La bonne tenue des cours du pétrole et du gaz a permis, par ailleurs, à la Russie d’enregistrer un fort excédent de sa balance des paiements courants en 2022, plus de 220 milliards de dollars, soit le double de son niveau de l’année précédente. Cet excédent facilite la constitution de réserves de changes. Il permet l’achat de biens importés et a contribué à limiter la dépréciation du rouble. Les plafonnements du prix de vente du gaz et du pétrole par les États occidentaux ne devraient que marginalement handicaper la Russie, les plafonds choisis étant supérieurs aux coûts de production. Le choix d’un plafond à 60 dollars pour le baril russe ne constitue pas une réelle perte par rapport aux prix de vente actuels, la Russie étant obligée de pratiquer des ristournes. Jusqu’à maintenant, elle a bénéficié d’un soutien relatif des pays de l’OPEP qui n’ont pas augmenté leur production comme le demandaient les États occidentaux. Les pays du Golfe entendent maximiser leur rente pétrolière et semblent ne pas avoir oublié l’effort consenti par la Russie en 2016 pour rééquilibrer le marché pétrolier. L’accord OPEP+ (intégrant la Russie) avait alors permis de relever le cours du baril de 27 à 60 dollars.

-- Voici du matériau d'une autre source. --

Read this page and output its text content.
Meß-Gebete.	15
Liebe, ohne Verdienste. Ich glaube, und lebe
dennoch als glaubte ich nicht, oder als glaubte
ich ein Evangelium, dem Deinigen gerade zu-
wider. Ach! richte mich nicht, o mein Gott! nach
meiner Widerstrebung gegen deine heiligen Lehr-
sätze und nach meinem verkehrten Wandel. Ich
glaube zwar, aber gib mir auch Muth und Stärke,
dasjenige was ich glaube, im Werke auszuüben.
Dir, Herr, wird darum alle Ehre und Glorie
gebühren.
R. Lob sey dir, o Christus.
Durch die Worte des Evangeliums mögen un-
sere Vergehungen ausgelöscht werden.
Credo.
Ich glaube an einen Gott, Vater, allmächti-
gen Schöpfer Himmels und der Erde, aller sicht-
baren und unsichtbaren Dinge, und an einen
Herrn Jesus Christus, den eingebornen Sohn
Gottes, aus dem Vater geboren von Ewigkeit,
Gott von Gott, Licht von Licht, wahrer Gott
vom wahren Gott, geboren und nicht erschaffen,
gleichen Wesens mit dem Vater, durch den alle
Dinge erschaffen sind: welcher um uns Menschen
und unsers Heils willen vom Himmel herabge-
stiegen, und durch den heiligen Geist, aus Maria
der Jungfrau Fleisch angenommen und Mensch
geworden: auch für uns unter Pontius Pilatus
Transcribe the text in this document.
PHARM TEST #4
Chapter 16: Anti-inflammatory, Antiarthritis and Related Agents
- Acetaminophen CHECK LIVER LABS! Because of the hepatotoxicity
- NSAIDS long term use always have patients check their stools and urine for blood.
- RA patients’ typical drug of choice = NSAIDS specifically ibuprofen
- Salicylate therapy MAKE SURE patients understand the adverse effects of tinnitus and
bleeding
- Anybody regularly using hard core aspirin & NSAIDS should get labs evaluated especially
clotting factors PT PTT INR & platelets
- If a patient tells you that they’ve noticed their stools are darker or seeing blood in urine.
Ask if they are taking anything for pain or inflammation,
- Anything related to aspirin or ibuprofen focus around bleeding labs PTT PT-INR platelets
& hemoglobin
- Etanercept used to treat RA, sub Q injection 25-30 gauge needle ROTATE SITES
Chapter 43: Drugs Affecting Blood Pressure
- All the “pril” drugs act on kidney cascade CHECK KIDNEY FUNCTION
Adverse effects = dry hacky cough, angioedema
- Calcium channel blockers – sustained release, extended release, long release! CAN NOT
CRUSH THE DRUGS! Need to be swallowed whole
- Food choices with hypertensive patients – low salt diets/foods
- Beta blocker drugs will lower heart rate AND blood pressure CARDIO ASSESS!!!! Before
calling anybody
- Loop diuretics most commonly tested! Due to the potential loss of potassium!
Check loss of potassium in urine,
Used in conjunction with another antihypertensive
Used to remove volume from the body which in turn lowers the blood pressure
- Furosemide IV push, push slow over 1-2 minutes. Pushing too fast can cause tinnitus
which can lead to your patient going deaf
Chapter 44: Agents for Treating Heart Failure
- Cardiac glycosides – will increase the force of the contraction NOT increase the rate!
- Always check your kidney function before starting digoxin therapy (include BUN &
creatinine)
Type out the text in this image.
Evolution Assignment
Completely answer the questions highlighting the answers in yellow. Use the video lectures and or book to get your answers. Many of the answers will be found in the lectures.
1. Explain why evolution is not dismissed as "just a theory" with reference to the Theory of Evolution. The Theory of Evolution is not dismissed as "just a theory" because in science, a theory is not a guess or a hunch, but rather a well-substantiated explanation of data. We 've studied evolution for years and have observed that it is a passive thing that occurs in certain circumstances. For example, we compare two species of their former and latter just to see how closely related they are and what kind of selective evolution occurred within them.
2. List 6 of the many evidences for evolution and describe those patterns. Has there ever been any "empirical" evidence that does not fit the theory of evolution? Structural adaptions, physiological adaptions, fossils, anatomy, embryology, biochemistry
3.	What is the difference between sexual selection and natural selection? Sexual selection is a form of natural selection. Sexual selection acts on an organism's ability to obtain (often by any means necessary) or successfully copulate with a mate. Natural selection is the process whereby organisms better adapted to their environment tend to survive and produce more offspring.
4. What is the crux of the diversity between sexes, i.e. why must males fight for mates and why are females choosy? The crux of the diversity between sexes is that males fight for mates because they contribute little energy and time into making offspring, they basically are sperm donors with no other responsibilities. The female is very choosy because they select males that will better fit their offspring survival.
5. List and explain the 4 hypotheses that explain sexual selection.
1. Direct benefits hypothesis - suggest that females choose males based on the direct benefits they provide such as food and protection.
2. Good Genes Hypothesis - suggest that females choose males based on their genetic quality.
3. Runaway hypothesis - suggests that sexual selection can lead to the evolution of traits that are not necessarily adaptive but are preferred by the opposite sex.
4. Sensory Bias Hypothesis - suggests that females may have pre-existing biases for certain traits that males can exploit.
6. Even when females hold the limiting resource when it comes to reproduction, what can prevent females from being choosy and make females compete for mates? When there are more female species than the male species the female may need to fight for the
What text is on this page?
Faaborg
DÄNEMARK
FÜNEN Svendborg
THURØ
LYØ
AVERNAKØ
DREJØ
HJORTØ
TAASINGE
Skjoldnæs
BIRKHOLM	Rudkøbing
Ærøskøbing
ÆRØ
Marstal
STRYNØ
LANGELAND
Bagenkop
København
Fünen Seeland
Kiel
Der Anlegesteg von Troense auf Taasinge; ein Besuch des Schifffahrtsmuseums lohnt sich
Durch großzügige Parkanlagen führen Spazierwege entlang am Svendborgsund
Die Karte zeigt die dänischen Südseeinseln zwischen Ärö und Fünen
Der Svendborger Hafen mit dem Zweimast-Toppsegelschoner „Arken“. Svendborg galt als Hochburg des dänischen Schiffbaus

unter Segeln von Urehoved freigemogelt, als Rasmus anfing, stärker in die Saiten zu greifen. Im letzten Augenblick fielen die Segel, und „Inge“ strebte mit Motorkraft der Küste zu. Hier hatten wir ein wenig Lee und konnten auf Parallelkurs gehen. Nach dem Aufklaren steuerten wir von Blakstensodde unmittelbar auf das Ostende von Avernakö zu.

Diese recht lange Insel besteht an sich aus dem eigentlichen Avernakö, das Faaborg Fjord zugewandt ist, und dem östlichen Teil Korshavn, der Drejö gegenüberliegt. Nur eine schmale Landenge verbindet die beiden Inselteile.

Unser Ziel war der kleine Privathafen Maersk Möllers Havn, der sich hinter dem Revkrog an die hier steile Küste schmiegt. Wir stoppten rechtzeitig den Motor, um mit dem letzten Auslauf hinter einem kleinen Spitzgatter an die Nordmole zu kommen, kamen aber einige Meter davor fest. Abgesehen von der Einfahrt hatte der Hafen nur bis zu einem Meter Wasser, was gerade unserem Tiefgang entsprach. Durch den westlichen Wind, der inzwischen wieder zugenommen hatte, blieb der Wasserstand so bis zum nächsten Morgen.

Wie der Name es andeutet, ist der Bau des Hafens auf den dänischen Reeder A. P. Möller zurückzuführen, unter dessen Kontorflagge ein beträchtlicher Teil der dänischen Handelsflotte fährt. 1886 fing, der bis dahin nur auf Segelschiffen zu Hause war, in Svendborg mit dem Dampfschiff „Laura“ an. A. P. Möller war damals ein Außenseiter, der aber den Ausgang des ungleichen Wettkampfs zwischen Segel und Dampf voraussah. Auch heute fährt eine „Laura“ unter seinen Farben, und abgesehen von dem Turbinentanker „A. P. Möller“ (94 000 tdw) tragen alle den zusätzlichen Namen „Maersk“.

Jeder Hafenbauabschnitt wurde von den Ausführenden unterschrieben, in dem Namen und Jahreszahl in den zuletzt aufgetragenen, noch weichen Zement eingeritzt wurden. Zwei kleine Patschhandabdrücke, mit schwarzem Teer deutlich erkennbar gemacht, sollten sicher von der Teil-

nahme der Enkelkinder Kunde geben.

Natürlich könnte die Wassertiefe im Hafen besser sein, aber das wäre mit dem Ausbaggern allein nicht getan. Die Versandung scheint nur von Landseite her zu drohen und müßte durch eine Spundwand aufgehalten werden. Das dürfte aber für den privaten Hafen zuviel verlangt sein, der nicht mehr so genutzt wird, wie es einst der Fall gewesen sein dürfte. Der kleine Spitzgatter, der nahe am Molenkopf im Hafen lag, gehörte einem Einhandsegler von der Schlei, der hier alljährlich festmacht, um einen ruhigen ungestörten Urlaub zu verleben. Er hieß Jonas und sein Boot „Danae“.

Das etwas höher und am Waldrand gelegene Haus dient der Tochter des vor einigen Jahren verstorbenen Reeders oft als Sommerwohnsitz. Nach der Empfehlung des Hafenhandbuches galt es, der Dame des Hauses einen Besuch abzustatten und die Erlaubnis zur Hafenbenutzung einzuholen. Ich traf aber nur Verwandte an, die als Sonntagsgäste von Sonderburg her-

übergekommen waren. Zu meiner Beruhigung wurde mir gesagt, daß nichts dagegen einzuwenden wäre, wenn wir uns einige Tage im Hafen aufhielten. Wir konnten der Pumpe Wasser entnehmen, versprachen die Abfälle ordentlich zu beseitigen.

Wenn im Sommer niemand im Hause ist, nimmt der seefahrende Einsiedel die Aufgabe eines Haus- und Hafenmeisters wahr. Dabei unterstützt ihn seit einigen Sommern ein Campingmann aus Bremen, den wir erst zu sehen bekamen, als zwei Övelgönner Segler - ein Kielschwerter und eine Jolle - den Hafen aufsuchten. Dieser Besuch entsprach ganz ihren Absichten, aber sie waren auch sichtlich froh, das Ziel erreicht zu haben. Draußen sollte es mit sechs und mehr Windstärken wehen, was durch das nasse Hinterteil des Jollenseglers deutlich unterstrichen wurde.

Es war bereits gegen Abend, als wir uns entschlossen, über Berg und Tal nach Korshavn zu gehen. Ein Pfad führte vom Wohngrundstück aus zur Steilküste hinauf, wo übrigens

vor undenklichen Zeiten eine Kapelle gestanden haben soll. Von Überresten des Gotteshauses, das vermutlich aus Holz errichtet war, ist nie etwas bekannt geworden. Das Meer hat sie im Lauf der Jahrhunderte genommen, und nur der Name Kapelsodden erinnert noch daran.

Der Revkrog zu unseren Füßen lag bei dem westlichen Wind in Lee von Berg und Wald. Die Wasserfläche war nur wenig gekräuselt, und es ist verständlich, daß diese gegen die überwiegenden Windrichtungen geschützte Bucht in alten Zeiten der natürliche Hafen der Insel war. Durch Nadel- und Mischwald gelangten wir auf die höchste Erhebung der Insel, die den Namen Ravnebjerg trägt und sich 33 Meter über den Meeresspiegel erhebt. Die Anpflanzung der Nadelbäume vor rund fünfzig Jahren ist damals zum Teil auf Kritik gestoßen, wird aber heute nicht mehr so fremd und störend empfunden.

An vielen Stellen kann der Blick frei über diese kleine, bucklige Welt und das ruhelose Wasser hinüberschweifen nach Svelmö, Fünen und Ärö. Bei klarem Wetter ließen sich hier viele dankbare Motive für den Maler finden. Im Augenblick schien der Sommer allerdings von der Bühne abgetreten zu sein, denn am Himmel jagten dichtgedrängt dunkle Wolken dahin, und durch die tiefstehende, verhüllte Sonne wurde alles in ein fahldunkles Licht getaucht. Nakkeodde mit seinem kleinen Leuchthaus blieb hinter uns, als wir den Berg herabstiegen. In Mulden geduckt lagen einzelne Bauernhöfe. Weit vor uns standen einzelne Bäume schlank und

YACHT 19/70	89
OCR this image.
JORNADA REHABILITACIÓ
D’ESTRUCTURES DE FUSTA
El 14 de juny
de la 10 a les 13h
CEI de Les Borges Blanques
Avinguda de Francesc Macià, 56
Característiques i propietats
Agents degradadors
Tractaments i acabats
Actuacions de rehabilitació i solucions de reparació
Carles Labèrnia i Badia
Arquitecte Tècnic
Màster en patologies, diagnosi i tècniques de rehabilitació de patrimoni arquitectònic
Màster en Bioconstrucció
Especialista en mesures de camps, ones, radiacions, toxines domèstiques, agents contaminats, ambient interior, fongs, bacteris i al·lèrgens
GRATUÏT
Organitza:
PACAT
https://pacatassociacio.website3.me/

L’industrie russe tente de s’adapter en trouvant d’autres fournisseurs notamment chinois. L’industrie automobile a ainsi repris sa production (37 000 véhicules en octobre) au début de l’automne. Le commerce avec la Chine a augmenté de près de 33 % depuis le mois de janvier 2022 avec des achats importants de biens intermédiaires. Ces achats témoignent d’une reprise de l’investissement qui serait en hausse de près de 6 % en rythme annuel au troisième trimestre 2022. Les entreprises indiennes et chinoises ainsi que celles dépendants de capitaux du Moyen Orient seraient celles qui auraient accru le plus fortement leurs dépenses d’investissement.

La crise liée aux embargos n’a pas donné lieu à un dérapage budgétaire important. Le déficit resterait contenu autour de 2 points de PIB. Les autorités préfèrent utiliser l’arme monétaire pour réguler l’activité et lutter contre la hausse des prix. La Banque centrale a augmenté son taux directeur à 7,5 %, taux inférieur à l’inflation qui dépasse 12 %. Le taux des prêts varie entre 10 et 14 % en moyenne mais le marché du crédit reste assez dynamique. La croissance du crédit aux particuliers s’explique principalement par le développement des crédits immobiliers (croissance de 2,4 %).

Les autorités russes continuent à dédollariser leur économie. La monnaie américaine représentait 83 % des transactions en février 2022 à la Bourse de Moscou. Ce taux n’était plus que de 40 % en octobre 2022. L’euro a en revanche accru son rôle sur ce marché passant de 12 à 22 %. Le poids du yuan a également augmenté représentant 25 % des transactions. Pour accéder aux marchés financiers internationaux et contourner l’interdiction d’utiliser le système d’information bancaire SWIFT, la Russie passe, pour ses transactions internationales, par des petits pays ayant une réglementation monétaire relativement souple comme le Qatar, Oman ou l’Arménie. L’Arménie occupe une place stratégique de choix en étant tout à la fois reliée au système Swift et au système chinois MIR. La Russie fait également appel à des pays proches, anciens membres de l’URSS, ainsi qu’à l’Égypte ou à la Mongolie.

Les sanctions internationales ont provoqué une récession en Russie mais elle reste limitée en l’état actuel. La Russie a atténué leurs effets grâce aux recettes des hydrocarbures et au redéploiement de son commerce. Les excédents commerciaux ont permis une stabilisation de la situation monétaire et le maintien par la banque centrale du taux de 7,5 %. En 2022, la Russie a bénéficié de recettes importantes issues des ventes de gaz et de pétrole. Sa décision d’arrêter les livraisons de gaz et de pétrole à l’Europe devrait peser sur les résultats économiques de 2023. La capacité pour la Russie d’amplifier le basculement de ses échanges avec l’Asie sera cruciale pour la croissance de cette année et des suivantes. Pour réussir son pari, l’État russe devra réaliser des infrastructures importantes en Sibérie et en Extrême-Orient tout en se méfiant de l’intrusion chinoise au sein de ces zones désertiques.